What Happens when a Company goes into Liquidation

When a business begins Liquidation proceedings, the businesses assets are sold in order to repay it’s creditors. The business ceases to trade and it’s name is removed from the Companies House register. There are two main forms of liquidation processes – solvent and insolvent liquidation.

A solvent liquidation is called a Members Voluntary Liquidation (MVL). It typically the retirement of a director or this could be the chosen process to close the business due to it no longer serving a purpose.

An insolvent liquidation is when a business can no longer continue for financial reasons. The aim of an insolvent liquidation is to provide a dividend to all creditors, however in most cases the unsecured creditors receive very little – if any – return.

Lucas Johnson are licensed insolvency practitioners, with vast experience in all industries, and are available for appointment as liquidator for both solvent and insolvent companies.
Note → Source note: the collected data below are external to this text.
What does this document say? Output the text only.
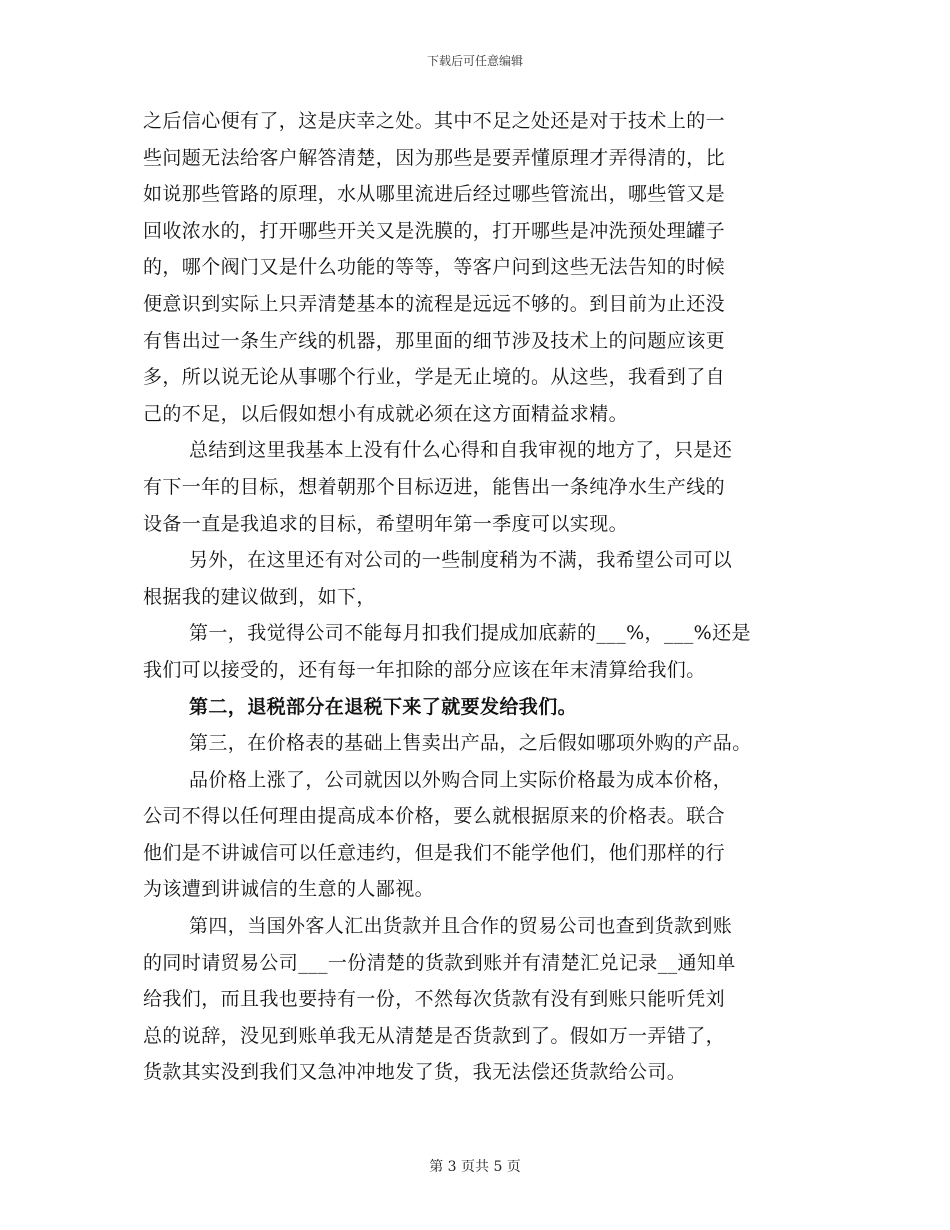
下载后可任意编辑
之后信心便有了，这是庆幸之处。其中不足之处还是对于技术上的一
些问题无法给客户解答清楚，因为那些是要弄懂原理才弄得清的，比
如说那些管路的原理，水从哪里流进后经过哪些管流出，哪些管又是
回收浓水的，打开哪些开关又是洗膜的，打开哪些是冲洗预处理罐子
的，哪个阀门又是什么功能的等等，等客户问到这些无法告知的时候
便意识到实际上只弄清楚基本的流程是远远不够的。到目前为止还没
有售出过一条生产线的机器，那里面的细节涉及技术上的问题应该更
多，所以说无论从事哪个行业，学是无止境的。从这些，我看到了自
己的不足，以后假如想小有成就必须在这方面精益求精。
总结到这里我基本上没有什么心得和自我审视的地方了，只是还
有下一年的目标，想着朝那个目标迈进，能售出一条纯净水生产线的
设备一直是我追求的目标，希望明年第一季度可以实现。
另外，在这里还有对公司的一些制度稍为不满，我希望公司可以
根据我的建议做到，如下，
第一，我觉得公司不能每月扣我们提成加底薪的___%，___%还是
我们可以接受的，还有每一年扣除的部分应该在年末清算给我们。
第二，退税部分在退税下来了就要发给我们。
第三，在价格表的基础上售卖出产品，之后假如哪项外购的产品。
品价格上涨了，公司就因以外购合同上实际价格最为成本价格，
公司不得以任何理由提高成本价格，要么就根据原来的价格表。联合
他们是不讲诚信可以任意违约，但是我们不能学他们，他们那样的行
为该遭到讲诚信的生意的人鄙视。
第四，当国外客人汇出货款并且合作的贸易公司也查到货款到账
的同时请贸易公司___一份清楚的货款到账并有清楚汇兑记录__通知单
给我们，而且我也要持有一份，不然每次货款有没有到账只能听凭刘
总的说辞，没见到账单我无从清楚是否货款到了。假如万一弄错了，
货款其实没到我们又急冲冲地发了货，我无法偿还货款给公司。
第 3 页共 5 页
Insolvent liquidation procedures

An insolvent liquidation means that the business is ceasing to trade as it cannot pay its bills as they are due (cash flow insolvency), or that the value of businesses assets are less than its liabilities (balance sheet insolvency).

There are two insolvent liquidation processes:

•            Creditors Voluntary Liquidation (CVL)

•            Compulsory Liquidation

Creditors’ Voluntary Liquidation (CVL)

This form of liquidation occurs when a company’s creditors are threatening to take legal action against the company and there is no realistic opportunity to recover or rescue the business. In these circumstances it is typically in the best interest of all involved to begin a Creditors’ Voluntary Liquidation.

This maximises the creditors potential of receiving a return as the companies’ assets will be sold during this process. The liquidators work on behalf of the creditors as a whole in order to realise the business assets rather than working on behalf of the business directors.

Brief timeline of a CVL

The process of a CVL is as follows; Shareholders will vote on or not whether to authorise a ‘winding-up resolution’ therefore placing the business into a voluntary liquidation. Following this, the winding-up resolution is then sent to Companies House within 15 days of the shareholder vote. A notice must be placed in the Gazette within 14 days. After this, 75% or more of the company’s creditors will vote on whether to accept the IP’s proposal, and the appointment of a liquidator. Following this, the businesses assets are realised, and the funds are distributed among the creditor groups, according to the statutory hierarchy of repayment. The conduct of directors in the lead up to the insolvency is then investigated for instances of wrongful and illegal trading.

Compulsory liquidation

When a business is placed into a voluntary liquidation proceedings, this is the Directors decision. However, in compulsory proceedings this was a decision made by a creditor who has force the company into this situation. If the winding-up order in then granted by the courts, a liquidator is appointed and the company assets will be liquidated to realise the dividends for any outstanding creditors.

Solvent liquidation – MVL

A MVL is a procedure that requires the input of a licensed IP and the closure of the company following distribution of its assets amongst creditors and shareholders. However, as this is a solvent liquidation process, the company creditors are repaid in full and the majority of directors are required to sign a Declaration of Solvency attesting to the fact that this will be possible. After no more than five weeks, the shareholders will pass the resolution required to wind-up the company, and appoint a licensed IP. Following this, a notice is placed in the Gazette within 14 days of this resolution being passed, and the signed Declaration of Solvency needs to be sent to Companies House within 15 days.

What does the liquidator do?

The appointed liquidator will realise companies assets and make the distributions to creditors. Although these are the main responsibilities, a liquidator will carry out other tasks, including: keeping creditors up to date during the liquidation process, managing outstanding contracts, interviewing directors for the required investigations and removing company from the Companies House register.